“They are pictures from the heart, of devastated buildings and of devastated people. They are images of us—the living—trying to mourn our invisible dead.”

These words—part of a reflection on the connections we’ve made with the vast array of images from September 11, 2001—belong to photographer, author and former newspaper editor Frank Van Riper. In an essay he wrote to explore the impact photographs have on us and the impact this event had on the medium, Van Riper urges us to think about how “photography’s power to move immediately from the cerebral to the visceral” has shaped how we’ve been affected by what we’ve seen. He writes about early attempts by officials to not allow photographers to be at Ground Zero, but then conveys the thoughts of two photographers, Peter Turnley and Stan Grossfeld, who were there. “There will always be those who view journalists as voyeurs and parasites, but these two shooters give powerful voice to the compelling need of journalists, not only to do their jobs, and thereby bring an important story to the world, but also to offer up at a terrible time what skills they have—as reporters of words and pictures—in the collective and somber effort of rebuilding,” Van Riper writes.

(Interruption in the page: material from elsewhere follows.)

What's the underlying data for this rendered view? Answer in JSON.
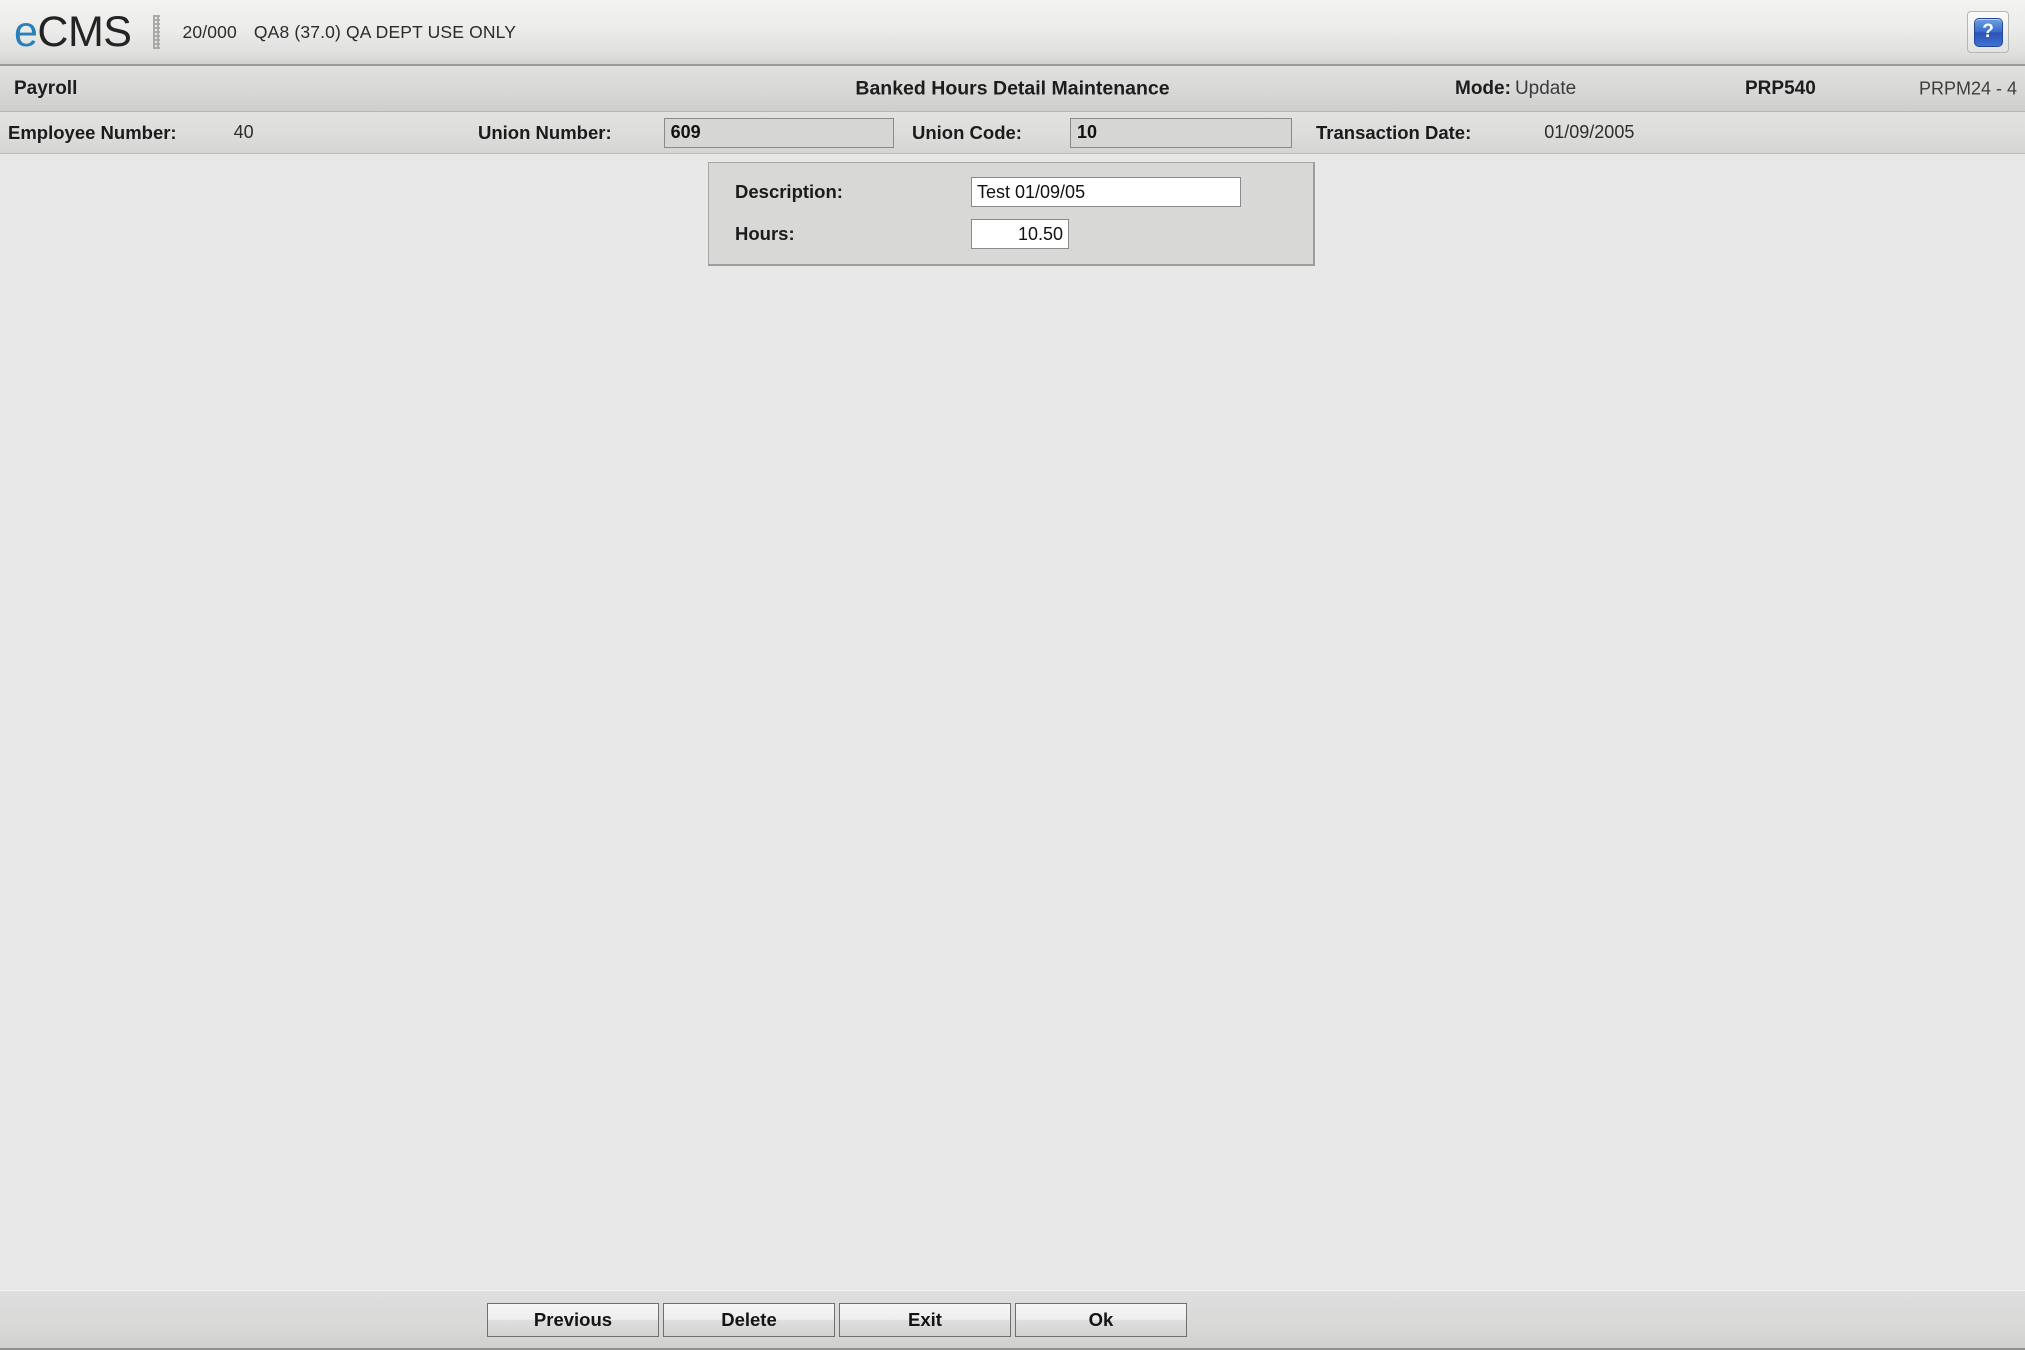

“When I first saw Ground Zero, I literally felt as though I had been punched in the stomach. In this photograph, a firefighter at Ground Zero throws up his hands in despair.” Photo by Stan Grossfeld.


“What moved me was a sense of a life being transformed by an experience in a way that there was no going back. You could never be the same person after that night. And this man will certainly never be the same person.” Photo by Peter Turnley.

In reading Todd Gitlin’s book, “Media Unlimited,” journalist Ellen Hume emerged disheartened by the American media culture he describes and by the apparent lack of concern Gitlin expresses about the direction in which it seems headed. As Hume writes, “He portrays media as one might describe a prostitute, offering sensual engagement that demands nothing and means nothing except a moment’s pleasure and a bit of commerce.” Hume’s displeasure is amplified by how Gitlin sees journalism’s place in this media environment: “Trying to bear witness and report the facts seems pointless in Gitlin’s world,” she writes, “since the media audience is not trying to construct meaning, but to flee from it.”

Jim Bellows’ retrospective book, “The Last Editor,” provides an apt contrast to Gitlin’s futuristic perspective. As the Nieman Foundation’s special projects director Seth Effron observes, Bellows’ memoir reminds us “that even as newsroom executives are mired in ledger balances and spread sheets, it is still editors and reporters—and fine storytelling—that are the heart and soul of journalism.”